“Ay, that’s true,” said Mr Tulliver, almost convinced now that the clergy must be the best of schoolmasters.
“Well, I’ll tell you what I’ll do for you,” said Mr Riley, “and I wouldn’t do it for everybody. I’ll see Stelling’s father-in-law, or drop him a line when I get back to Mudport, to say that you wish to place your boy with his son-in-law, and I dare say Stelling will write to you, and send you his terms.”
“But there’s no hurry, is there?” said Mrs Tulliver; “for I hope, Mr Tulliver, you won’t let Tom begin at his new school before Midsummer. He began at the ’cademy at the Lady-day quarter, and you see what good’s come of it.”
“Ay, ay, Bessy, never brew wi’ bad malt upo’ Michaelmas day, else you’ll have a poor tap,” said Mr Tulliver, winking and smiling at Mr Riley, with the natural pride of a man who has a buxom wife conspicuously his inferior in intellect. “But it’s true there’s no hurry; you’ve hit it there, Bessy.”

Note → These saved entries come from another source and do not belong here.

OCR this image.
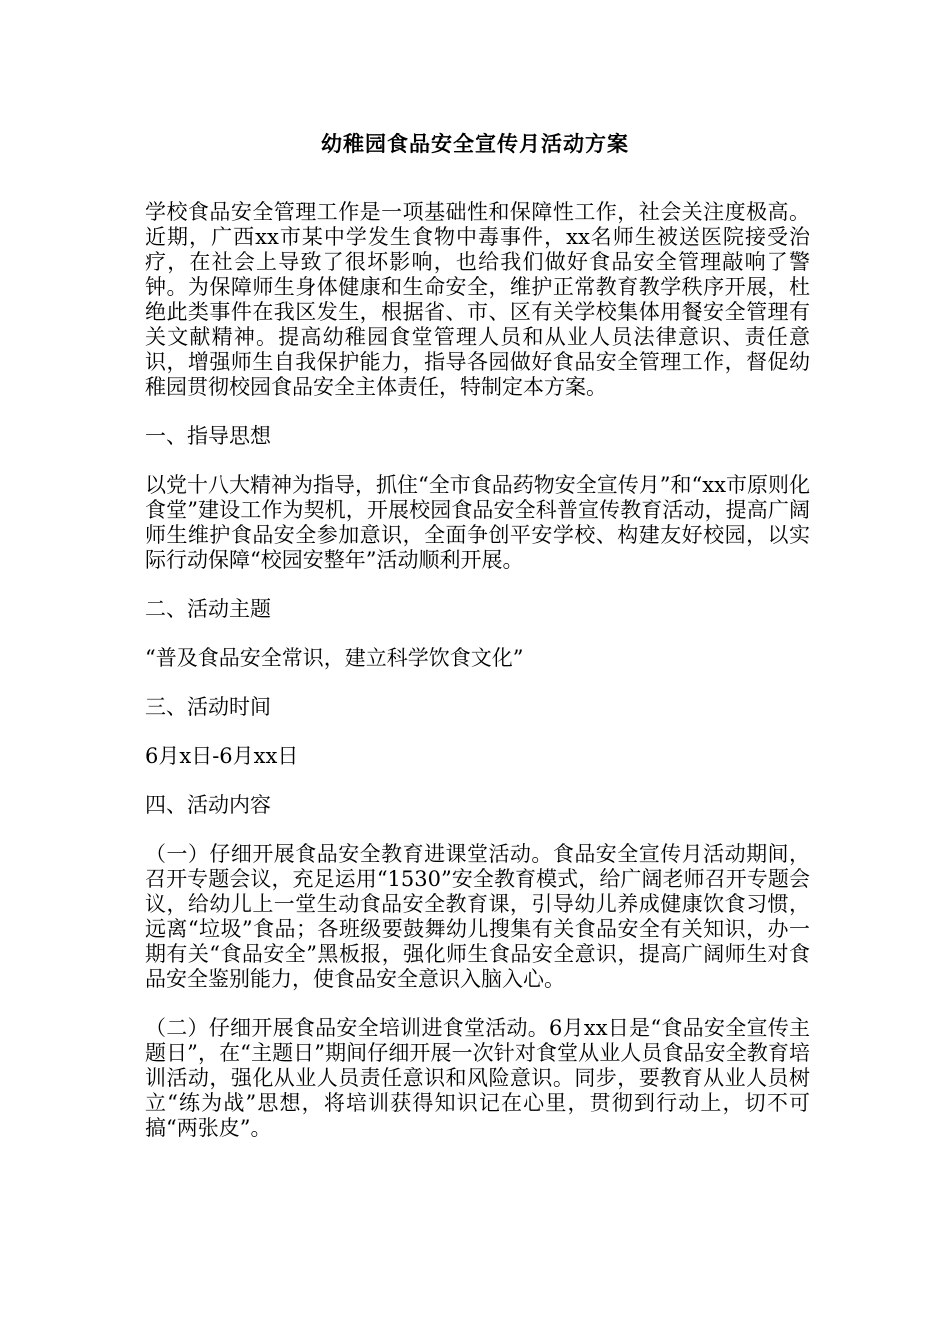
幼稚园食品安全宣传月活动方案

学校食品安全管理工作是一项基础性和保障性工作，社会关注度极高。近期，广西xx市某中学发生食物中毒事件，xx名师生被送医院接受治疗，在社会上导致了很坏影响，也给我们做好食品安全管理敲响了警钟。为保障师生身体健康和生命安全，维护正常教育教学秩序开展，杜绝此类事件在我区发生，根据省、市、区有关学校集体用餐安全管理有关文献精神。提高幼稚园食堂管理人员和从业人员法律意识、责任意识，增强师生自我保护能力，指导各园做好食品安全管理工作，督促幼稚园贯彻校园食品安全主体责任，特制定本方案。

一、指导思想

以党十八大精神为指导，抓住“全市食品药物安全宣传月”和“xx市原则化食堂”建设工作为契机，开展校园食品安全科普宣传教育活动，提高广阔师生维护食品安全参加意识，全面争创平安学校、构建友好校园，以实际行动保障“校园安整年”活动顺利开展。

二、活动主题

“普及食品安全常识，建立科学饮食文化”

三、活动时间

6月x日-6月xx日

四、活动内容

（一）仔细开展食品安全教育进课堂活动。食品安全宣传月活动期间，召开专题会议，充足运用“1530”安全教育模式，给广阔老师召开专题会议，给幼儿上一堂生动食品安全教育课，引导幼儿养成健康饮食习惯，远离“垃圾”食品；各班级要鼓舞幼儿搜集有关食品安全有关知识，办一期有关“食品安全”黑板报，强化师生食品安全意识，提高广阔师生对食品安全鉴别能力，使食品安全意识入脑入心。

（二）仔细开展食品安全培训进食堂活动。6月xx日是“食品安全宣传主题日”，在“主题日”期间仔细开展一次针对食堂从业人员食品安全教育培训活动，强化从业人员责任意识和风险意识。同步，要教育从业人员树立“练为战”思想，将培训获得知识记在心里，贯彻到行动上，切不可搞“两张皮”。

“It might be as well not to defer the arrangement too long,” said Mr Riley, quietly, “for Stelling may have propositions from other parties, and I know he would not take more than two or three boarders, if so many. If I were you, I think I would enter on the subject with Stelling at once: there’s no necessity for sending the boy before Midsummer, but I would be on the safe side, and make sure that nobody forestalls you.”
“Ay, there’s summat in that,” said Mr Tulliver.
“Father,” broke in Maggie, who had stolen unperceived to her father’s elbow again, listening with parted lips, while she held her doll topsy-turvy, and crushed its nose against the wood of the chair,—“father, is it a long way off where Tom is to go? Sha’n’t we ever go to see him?”
“I don’t know, my wench,” said the father, tenderly. “Ask Mr Riley; he knows.”
Maggie came round promptly in front of Mr Riley, and said, “How far is it, please, sir?”
“Oh, a long, long way off,” that gentleman answered, being of opinion that children, when they are not naughty, should always be spoken to jocosely. “You must borrow the seven-leagued boots to get to him.”